O trabalho infantil, também chamado de infantojuvenil, é o termo que serve para designar o trabalho nocivo, por se reportar à atividade prejudicial ao bem-estar e ao desenvolvimento das crianças e adolescentes. Não se trata de discutir aqui sobre o trabalho de caráter livre, cooperativo, educativo e socializador, como, por exemplo, aquele realizado pela criança ou adolescente em seu próprio lar, de forma não ostensiva, com a finalidade solidária de repartição igual e adequada das tarefas, sem afetar a sua integridade e sem comprometer negativamente a sua saúde, o tempo de estudo e de lazer. Ou seja, o que fazia a deputada que queria pagar aulas de tênis ou do ministro que ajudava na empresa da família, nada tem a ver com trabalho infantil.

O trabalho infantil a que muitas crianças e adolescentes são obrigados é o que deixa meninos e meninas com as mãos queimadas por ácido e perdem as digitais dos dedos no processo de quebra da castanha de caju, como mostrou uma reportagem do jornal Folha de São Paulo, ainda em 2013, no Rio Grande do Norte. Ele está relacionado à evasão escolar, à falta de alternativas e de futuro.
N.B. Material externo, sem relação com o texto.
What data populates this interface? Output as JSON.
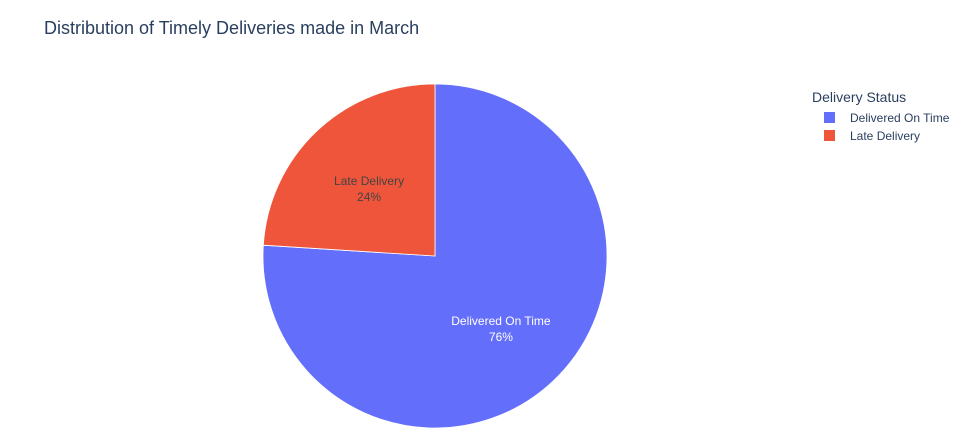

A proteção à infância é um dos direitos sociais garantidos na Constituição Federal e teve avanços importantes nesses 30 anos desde sua promulgação, no combate ao trabalho infantil. A exploração de mão de obra de crianças foi fortemente reduzida, enquanto o trabalho ilegal de adolescentes também virou alvo de ações governamentais. O novo desafio é manter o ritmo da queda, coisa que não vamos conseguir se depender das declarações do presidente.

Diz o artigo 6º da Constituição Federal: São direitos sociais a educação, a saúde, a alimentação, o trabalho, a moradia, o transporte, o lazer, a segurança, a previdência social, a proteção à maternidade e à infância, a assistência aos desamparados, na forma desta Constituição.

As infelizes declarações do Presidente da República são dignas de indignação de qualquer um que realmente defenda o direito à vida e dignidade do povo brasileiro. Num país com tamanha desigualdade é no mínimo absurdo e bizarro o Estado abrir mão da defesa do direito ao sonho, esperança e educação da juventude.

Quem realmente defende “Brasil acima de tudo” e preza pela soberania do nosso país sabe que não há soberania popular maior do que todas as crianças brasileiras terem casa pra morar, comida pra comer, escola pra estudar e sonho pra sonhar.

Lutamos para que o slogan “as crianças são o futuro do Brasil” não seja apenas discurso e sim realidade. Delas e de nossa luta depende se realmente teremos um futuro.

Pedro Gorki é estudante e presidente da UBES.